Borowski: But they’re not lemons.
Polovick: What are they?
Borowski: It’s shit.
Polovick: Okay.
Rosin: And day by day, it was getting harder to hide.
Borowski: I’ve heard reports of ICE being around and sniffing around, but never a raid like this. And now I’m freaking out.
Rosin: I’m Hanna Rosin. This is Radio Atlantic. And this is one snapshot of one couple who are about to make a choice.
Rosin: How did you and Matt meet?
Polovick: We met online, and it was really one of those things, like, as soon as we started talking, as soon as we had our first date, it was like, Okay, there’s something special about this guy.
Rosin: On Maddie Polovick and Matt Borowski’s first date, they went to a restaurant in Chicago known for their Tater Tots.

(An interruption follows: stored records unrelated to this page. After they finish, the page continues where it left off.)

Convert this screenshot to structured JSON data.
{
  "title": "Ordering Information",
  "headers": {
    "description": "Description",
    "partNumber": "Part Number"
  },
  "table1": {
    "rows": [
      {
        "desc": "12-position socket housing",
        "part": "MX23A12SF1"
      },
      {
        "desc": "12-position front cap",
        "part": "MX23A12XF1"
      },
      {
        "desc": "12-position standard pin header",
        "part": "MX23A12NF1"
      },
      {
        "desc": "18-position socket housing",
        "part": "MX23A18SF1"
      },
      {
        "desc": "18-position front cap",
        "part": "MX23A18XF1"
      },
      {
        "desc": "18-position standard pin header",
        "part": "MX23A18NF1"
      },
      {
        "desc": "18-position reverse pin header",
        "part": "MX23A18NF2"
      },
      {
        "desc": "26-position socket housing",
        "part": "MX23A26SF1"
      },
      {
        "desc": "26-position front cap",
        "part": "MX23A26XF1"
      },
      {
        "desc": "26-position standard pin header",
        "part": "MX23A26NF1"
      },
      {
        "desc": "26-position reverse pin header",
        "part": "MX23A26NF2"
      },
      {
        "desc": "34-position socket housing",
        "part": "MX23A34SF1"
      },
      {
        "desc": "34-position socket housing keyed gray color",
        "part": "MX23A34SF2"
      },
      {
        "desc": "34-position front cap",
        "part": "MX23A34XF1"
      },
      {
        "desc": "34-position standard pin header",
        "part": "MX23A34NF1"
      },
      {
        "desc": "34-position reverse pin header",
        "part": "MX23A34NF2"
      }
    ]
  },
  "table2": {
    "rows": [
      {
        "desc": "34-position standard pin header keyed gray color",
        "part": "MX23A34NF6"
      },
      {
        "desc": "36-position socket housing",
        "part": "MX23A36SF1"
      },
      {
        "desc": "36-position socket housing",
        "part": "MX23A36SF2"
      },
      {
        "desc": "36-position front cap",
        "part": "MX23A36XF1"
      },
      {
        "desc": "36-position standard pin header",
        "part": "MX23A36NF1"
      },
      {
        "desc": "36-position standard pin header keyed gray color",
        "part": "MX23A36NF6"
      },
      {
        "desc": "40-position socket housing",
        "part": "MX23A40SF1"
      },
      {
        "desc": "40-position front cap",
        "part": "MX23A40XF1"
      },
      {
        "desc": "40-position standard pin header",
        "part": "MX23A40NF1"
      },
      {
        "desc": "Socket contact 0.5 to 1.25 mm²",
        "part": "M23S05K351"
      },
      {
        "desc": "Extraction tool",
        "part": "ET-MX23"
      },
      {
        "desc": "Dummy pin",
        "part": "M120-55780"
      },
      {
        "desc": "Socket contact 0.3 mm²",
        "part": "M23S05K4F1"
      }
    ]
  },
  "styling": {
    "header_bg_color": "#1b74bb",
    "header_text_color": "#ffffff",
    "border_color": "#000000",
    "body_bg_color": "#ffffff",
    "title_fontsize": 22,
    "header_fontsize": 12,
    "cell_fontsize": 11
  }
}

On their second date, Matt told her that he was undocumented.
[Music]
Rosin: And was your reaction like, Uh-oh, or what was your reaction?
Polovick: (Sighs.) I would say I was taken aback. I think if I knew a little bit more about the situation, the hurdles that he has navigated and would navigate, I think if I would’ve known that, I would’ve been more concerned. But at the time, I was just very like, Huh, okay. It’s enough to give me pause. But I enjoyed his company enough that I was like, Okay!
Rosin: (Laughs.)
Polovick: This is good information.
Rosin: Yeah.
Polovick: I would like to proceed, but—
Rosin: Yeah.
Polovick: Maybe there’s a little bit of hesitation in my brain, but it’s okay. (Laughs.)
Rosin: The more serious things got between them, though, the more questions Maddie had.
Polovick: And at least at that time, ’cause we weren’t talking about leaving America yet, at least, it was like—us staying in America was really the only thing that was on the table, so it was like, Okay, with the immigration stuff in particular, this is going to live with him, and am I okay with that? Am I okay with this becoming my life?
Rosin: For Matt, that life had meant never being able to plan ahead, had meant applying for a job as a teenager and breaking down when the owners found out that he’d lied about his paperwork, and continuing to lie about his paperwork because what other choice did he have?
Matt’s life had always been precarious, which was tolerable when he was alone. But now, there was Maddie.
Borowski: Can you, for my sake—
Polovick: What?
Borowski: —elaborate on the whole derailing your life thing a little bit more?
Polovick: It was—
Borowski: Because I’m thinking about it again, and I’m thinking about those conversations.
Polovick: Yeah.
Borowski: So I need to be kind of—not reminded, but I almost wanna hear how close we were to not working.
Polovick: We were never close.
Borowski: But you know what I mean when I say that. Like—
Polovick: We were never close. (Sniffles.) I said this before, and I’ll say it again: When I met you and started falling in love with you, it felt like coming home after a really long time of being away.
Borowski: Yeah.
[Music]
Rosin: Maddie and Matt got married five years ago on a mountain peak in Colorado. It was just the two of them. They wore the same clothes that they’d worn on their first date, and they had a picnic of snacks from Trader Joe’s.